POINT DE FUITE
pAr eLIZAbetH brUNDAGe, trAD. De L’ANGLAIS (ÉtAtS-UNIS) pAr CÉCILe ArNAUD. LA tAbLe rONDe, 384 p., 24,50 €. ✷✷✷✷✷
Tout a commencé dans l’atelier de photographie du maître Brodsky, à Philadelphie, en septembre 1998. C’est là que Julian Ladd a croisé pour la première fois la route de Rye Adler. Ils étaient étudiants, colocataires et amoureux de la même femme, Madga, leur condisciple. Adler est alors un personnage magnétique, aussi habile pour capturer des clichés éblouissants que le coeur de la belle Magda. Le récit débute une vingtaine d’années plus tard, lorsque Ladd apprend en lisant le journal la disparition de son rival – un suicide présumé, le corps n’a pas été retrouvé. Lui avait tourné le dos à toute prétention artistique pour prospérer dans la publicité, quand Adler était devenu un éminent photographe, couvrant les crises humanitaires avant de se faire le portraitiste des grands de ce monde. Quelqu’un qui semblait avoir réussi sa vie, en somme.

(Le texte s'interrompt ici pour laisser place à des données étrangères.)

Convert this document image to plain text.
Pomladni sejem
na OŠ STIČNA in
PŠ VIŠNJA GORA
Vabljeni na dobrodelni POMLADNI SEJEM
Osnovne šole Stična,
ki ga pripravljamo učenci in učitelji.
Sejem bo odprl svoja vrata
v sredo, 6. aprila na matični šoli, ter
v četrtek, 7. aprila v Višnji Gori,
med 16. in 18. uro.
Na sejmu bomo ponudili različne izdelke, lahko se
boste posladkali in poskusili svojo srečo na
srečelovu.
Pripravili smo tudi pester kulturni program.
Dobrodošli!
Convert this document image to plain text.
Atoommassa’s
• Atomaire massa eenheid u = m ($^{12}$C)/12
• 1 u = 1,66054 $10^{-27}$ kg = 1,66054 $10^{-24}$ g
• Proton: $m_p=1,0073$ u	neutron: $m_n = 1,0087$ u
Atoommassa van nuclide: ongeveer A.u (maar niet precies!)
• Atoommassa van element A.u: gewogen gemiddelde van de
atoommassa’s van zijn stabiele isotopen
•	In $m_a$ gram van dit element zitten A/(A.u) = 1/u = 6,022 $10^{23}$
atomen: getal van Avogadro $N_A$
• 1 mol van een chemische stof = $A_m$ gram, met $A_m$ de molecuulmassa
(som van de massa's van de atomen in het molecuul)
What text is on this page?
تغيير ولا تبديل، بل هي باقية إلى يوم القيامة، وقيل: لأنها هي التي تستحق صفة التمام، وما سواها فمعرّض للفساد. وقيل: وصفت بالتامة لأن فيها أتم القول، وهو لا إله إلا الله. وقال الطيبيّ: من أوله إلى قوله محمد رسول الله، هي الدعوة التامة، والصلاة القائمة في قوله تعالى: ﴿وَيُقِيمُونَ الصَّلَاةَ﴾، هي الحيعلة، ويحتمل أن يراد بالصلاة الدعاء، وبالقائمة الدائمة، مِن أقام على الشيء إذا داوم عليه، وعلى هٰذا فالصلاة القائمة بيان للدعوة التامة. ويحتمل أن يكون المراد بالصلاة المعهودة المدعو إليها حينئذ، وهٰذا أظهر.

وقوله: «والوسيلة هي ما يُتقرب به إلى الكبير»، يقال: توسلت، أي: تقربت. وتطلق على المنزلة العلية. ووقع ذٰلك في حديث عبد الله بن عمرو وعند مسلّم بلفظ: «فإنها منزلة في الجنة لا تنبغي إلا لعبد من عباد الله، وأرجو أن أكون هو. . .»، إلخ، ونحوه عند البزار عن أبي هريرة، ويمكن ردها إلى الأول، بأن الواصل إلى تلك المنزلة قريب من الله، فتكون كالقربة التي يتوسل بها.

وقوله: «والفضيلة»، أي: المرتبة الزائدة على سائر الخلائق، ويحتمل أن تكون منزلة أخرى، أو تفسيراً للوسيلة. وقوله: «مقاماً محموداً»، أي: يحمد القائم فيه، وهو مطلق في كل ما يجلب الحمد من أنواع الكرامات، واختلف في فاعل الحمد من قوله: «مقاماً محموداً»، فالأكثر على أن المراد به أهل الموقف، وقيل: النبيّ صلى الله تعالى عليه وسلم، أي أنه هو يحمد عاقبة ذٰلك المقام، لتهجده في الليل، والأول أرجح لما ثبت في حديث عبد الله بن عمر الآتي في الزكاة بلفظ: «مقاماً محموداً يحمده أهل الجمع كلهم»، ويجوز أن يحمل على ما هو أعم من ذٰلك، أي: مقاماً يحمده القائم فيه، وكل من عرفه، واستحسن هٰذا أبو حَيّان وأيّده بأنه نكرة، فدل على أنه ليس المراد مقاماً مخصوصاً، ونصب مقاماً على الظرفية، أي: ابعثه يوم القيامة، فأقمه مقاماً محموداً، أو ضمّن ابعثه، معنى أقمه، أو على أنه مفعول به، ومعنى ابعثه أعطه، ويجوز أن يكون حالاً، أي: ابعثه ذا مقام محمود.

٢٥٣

A rebours de la façon dont une photo fige un instant pour le transformer en une réalité définitive, Point de fuite débusque la vérité des êtres derrière les apparences. Sa réussite doit beaucoup à sa construction, qui alterne les points de vue de Ladd, Adler et Magda, mais aussi de Simone, la femme d’Adler, et de Theo, le fils de Magda. Elizabeth Brundage impressionne par sa finesse psychologique, aussi crédible pour entrer dans la tête d’un photographe désabusé (Adler) que dans celle d’un ado junkie (Theo) ou d’un aigri dangereux (Ladd). Tissant son intrigue avec minutie, elle signe un authentique thriller, qui multiplie les perspectives pour mieux les renverser.